Il faut dire que son univers théorique allait bien au-delà. Quand en 2003 il décrivait les contraintes pesant sur les acteurs des diverses « sociétés religieuses » du premier xvie siècle, la nécessité pour eux de « constamment reformuler les règles symboliques et institutionnelles selon lesquelles “ils peuvent jouer ensemble”5 », l’inspiration anthropologique pouvait aller jusqu’à prendre le tour wittgensteinien d’une réflexion sur les jeux de langage et les formes de vie permises par la source, le code et la norme bibliques. Bernard Roussel a précisément montré, par l’exégèse et par l’histoire, que l’interprétation constitue un usage du sens, un « faire » et un « faire-avec » aussi évolutifs que les règles qu’ils suivent, et que ces « règles » de l’interprétation renvoient à l’inscription jamais stabilisée, toujours flottante du sens dans le réel. La leçon, en vérité, va plus loin que le protestantisme, plus loin que les « religions ». C’est elle qui fait tout le prix de l’histoire telle que Bernard Roussel l’a pensée et pratiquée.

On l’a compris : Bernard Roussel était un intellectuel, attentif au mouvement des idées et très profondément engagé. « Intellectuel » : le terme vient de lui, mais il est frappant qu’il ne l’ait utilisé qu’en relation à son premier engagement pastoral, au temps où, en Algérie, il était « un pasteur déjà un peu intellectuel, sans être encore historien ». Ce « déjà un peu », understatement typique de Roussel, en dit beaucoup sur sa formation de théologien, dans la filiation de Simmel et de Barth à Strasbourg, mais aussi sur la recherche qui a suivi et sur la manière dont il a conçu son métier d’historien. Pour lui toutefois, il fallait que sa vocation d’intellectuel fût d’abord référée à sa période algérienne et à sa vie auprès d’une « communauté d’interprétation » très particulière, de « petits blancs » protestants, à la fois minoritaires et coloniaux, dont il parlait avec respect malgré les désaccords politiques et religieux. Il faut lire son témoignage, « Pasteur en Algérie » de 2014, écouter l’heure d’entretien qu’il accorda la même année à Luc Daireaux, pour comprendre que Bernard Roussel a dit là ce qui comptait le plus, non seulement pour l’homme mais bien aussi pour l’historien qui n’a cessé de faire matière de son expérience d’homme6. Non pas, on s’en doute, pour s’en targuer d’une quelconque façon. Il y eut des refus, des risques et un parti pris, l’Algérie des Algériens, beaucoup de sang-froid. Dans la langue si particulière de Roussel, résister se dit « raison garder », l’« ambition de [s]a part d’intellectuel » dans les camps de « regroupement » de Thénia (Ménerville) et dans les rues plastiquées d’Hussein-Dey, jusqu’à son expulsion par l’armée française en mars 62.

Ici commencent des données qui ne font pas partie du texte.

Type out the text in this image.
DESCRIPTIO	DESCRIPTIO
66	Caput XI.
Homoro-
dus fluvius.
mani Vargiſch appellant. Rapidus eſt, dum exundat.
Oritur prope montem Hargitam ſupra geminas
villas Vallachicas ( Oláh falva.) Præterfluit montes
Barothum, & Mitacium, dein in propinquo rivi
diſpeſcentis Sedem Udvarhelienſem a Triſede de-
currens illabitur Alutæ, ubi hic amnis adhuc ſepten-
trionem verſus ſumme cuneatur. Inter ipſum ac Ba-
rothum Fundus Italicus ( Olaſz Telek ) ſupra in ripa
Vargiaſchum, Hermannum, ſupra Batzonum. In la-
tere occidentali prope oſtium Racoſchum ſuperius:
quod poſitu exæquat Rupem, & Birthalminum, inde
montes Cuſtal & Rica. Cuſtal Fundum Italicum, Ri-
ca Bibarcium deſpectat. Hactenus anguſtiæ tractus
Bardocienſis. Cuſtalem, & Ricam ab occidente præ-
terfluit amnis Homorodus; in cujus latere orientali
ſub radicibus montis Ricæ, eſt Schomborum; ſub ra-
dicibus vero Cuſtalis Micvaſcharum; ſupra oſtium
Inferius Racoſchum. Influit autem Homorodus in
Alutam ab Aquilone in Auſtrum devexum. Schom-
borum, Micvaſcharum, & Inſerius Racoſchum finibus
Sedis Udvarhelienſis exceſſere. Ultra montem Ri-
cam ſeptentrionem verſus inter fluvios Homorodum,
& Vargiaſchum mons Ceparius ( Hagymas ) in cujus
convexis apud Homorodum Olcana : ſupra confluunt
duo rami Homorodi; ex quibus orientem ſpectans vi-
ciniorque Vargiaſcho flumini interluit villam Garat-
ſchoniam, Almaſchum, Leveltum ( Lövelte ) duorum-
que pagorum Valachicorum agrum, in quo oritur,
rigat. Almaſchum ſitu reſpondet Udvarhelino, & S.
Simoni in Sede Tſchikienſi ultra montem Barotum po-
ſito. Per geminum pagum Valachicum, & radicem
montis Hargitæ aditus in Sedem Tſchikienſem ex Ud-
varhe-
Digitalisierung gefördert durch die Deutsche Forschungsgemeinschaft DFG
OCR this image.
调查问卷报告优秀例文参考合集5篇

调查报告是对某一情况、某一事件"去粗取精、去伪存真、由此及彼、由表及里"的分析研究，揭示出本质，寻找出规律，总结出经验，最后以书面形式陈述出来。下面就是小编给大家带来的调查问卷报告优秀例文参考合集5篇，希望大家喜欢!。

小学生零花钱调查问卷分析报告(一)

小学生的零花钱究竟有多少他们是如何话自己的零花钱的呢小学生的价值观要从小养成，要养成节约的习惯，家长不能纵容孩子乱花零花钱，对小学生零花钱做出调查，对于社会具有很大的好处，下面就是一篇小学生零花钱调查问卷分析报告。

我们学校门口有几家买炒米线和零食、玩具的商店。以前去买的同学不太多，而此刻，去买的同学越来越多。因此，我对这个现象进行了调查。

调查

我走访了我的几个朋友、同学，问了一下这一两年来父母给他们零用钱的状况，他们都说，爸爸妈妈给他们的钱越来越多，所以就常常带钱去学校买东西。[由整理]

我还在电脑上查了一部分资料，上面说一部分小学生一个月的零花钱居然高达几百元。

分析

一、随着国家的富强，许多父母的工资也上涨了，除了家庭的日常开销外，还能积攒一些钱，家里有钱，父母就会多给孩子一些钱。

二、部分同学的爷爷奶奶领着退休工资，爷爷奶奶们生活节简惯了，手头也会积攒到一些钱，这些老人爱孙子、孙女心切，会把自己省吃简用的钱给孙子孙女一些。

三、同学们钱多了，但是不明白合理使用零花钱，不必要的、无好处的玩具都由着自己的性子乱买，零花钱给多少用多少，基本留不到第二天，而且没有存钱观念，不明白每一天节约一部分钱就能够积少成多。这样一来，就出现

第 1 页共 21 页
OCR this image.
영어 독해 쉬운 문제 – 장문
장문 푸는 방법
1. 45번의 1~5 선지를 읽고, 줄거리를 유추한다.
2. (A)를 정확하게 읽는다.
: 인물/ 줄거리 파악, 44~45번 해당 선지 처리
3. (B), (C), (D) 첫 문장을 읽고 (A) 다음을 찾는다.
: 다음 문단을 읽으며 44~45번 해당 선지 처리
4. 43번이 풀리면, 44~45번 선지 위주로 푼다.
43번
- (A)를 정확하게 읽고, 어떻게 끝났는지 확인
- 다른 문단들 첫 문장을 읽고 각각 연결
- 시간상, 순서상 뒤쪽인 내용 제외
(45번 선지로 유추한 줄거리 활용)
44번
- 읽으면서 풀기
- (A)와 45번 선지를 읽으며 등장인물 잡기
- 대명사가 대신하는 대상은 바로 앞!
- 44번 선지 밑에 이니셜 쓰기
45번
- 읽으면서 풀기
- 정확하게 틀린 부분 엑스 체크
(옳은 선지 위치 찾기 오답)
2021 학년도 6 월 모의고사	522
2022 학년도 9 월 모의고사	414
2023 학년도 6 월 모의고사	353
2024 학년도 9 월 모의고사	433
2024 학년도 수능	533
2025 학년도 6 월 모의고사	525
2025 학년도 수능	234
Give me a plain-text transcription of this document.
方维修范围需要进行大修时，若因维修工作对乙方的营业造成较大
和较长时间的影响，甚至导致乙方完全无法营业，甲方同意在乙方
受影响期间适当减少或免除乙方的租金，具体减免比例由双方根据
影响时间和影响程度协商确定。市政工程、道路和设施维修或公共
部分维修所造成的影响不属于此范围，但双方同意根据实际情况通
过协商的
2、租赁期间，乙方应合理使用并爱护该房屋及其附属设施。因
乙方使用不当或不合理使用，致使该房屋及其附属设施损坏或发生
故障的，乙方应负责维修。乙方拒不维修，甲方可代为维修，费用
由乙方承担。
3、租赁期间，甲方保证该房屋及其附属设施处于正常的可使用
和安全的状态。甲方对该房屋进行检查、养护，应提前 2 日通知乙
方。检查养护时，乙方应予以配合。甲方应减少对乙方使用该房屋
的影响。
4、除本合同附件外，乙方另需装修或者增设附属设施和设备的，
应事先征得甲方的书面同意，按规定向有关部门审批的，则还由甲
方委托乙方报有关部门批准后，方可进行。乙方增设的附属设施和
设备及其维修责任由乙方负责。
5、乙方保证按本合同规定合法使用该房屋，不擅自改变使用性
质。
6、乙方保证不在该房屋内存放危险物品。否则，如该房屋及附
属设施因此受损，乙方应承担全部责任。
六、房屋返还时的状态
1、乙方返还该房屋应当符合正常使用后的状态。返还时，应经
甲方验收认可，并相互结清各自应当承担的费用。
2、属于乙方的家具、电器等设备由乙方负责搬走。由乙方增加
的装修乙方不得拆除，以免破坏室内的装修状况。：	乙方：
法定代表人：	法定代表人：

À vrai dire, le récit est exemplaire à beaucoup d’égards. Je n’en retiendrai qu’un. Il existe peu de témoignages dans lequel le témoin se montre à ce point vigilant, exigeant envers sa propre mémoire, dans une forme de critique de soi, photos et textes en main, qui revient presque à traiter sa mémoire comme un document. Bernard Roussel a usé de l’ego-histoire dans un seul but : non pas justifier, mais vérifier sa vie comme on vérifie ses sources. Il ne prêchait pas pour une quelconque éthique de l’historien : il la montrait, pouvait suggérer ce qu’il en coûte, et chacun suivrait, ou non. Cet homme infiniment prévenant, souriant, gai et grave, était homme de scrupule, et l’on peut comprendre, en ce sens, qu’il soit resté homme de religio malgré toutes les distances prises envers la religion. À ce scrupule il alliait le courage, à l’intransigeance la plus rare des générosités. C’est comme historien de lui-même qu’est reparu l’enfant de Marseille et le pasteur confessant. Son œuvre est le fruit de cette transfiguration.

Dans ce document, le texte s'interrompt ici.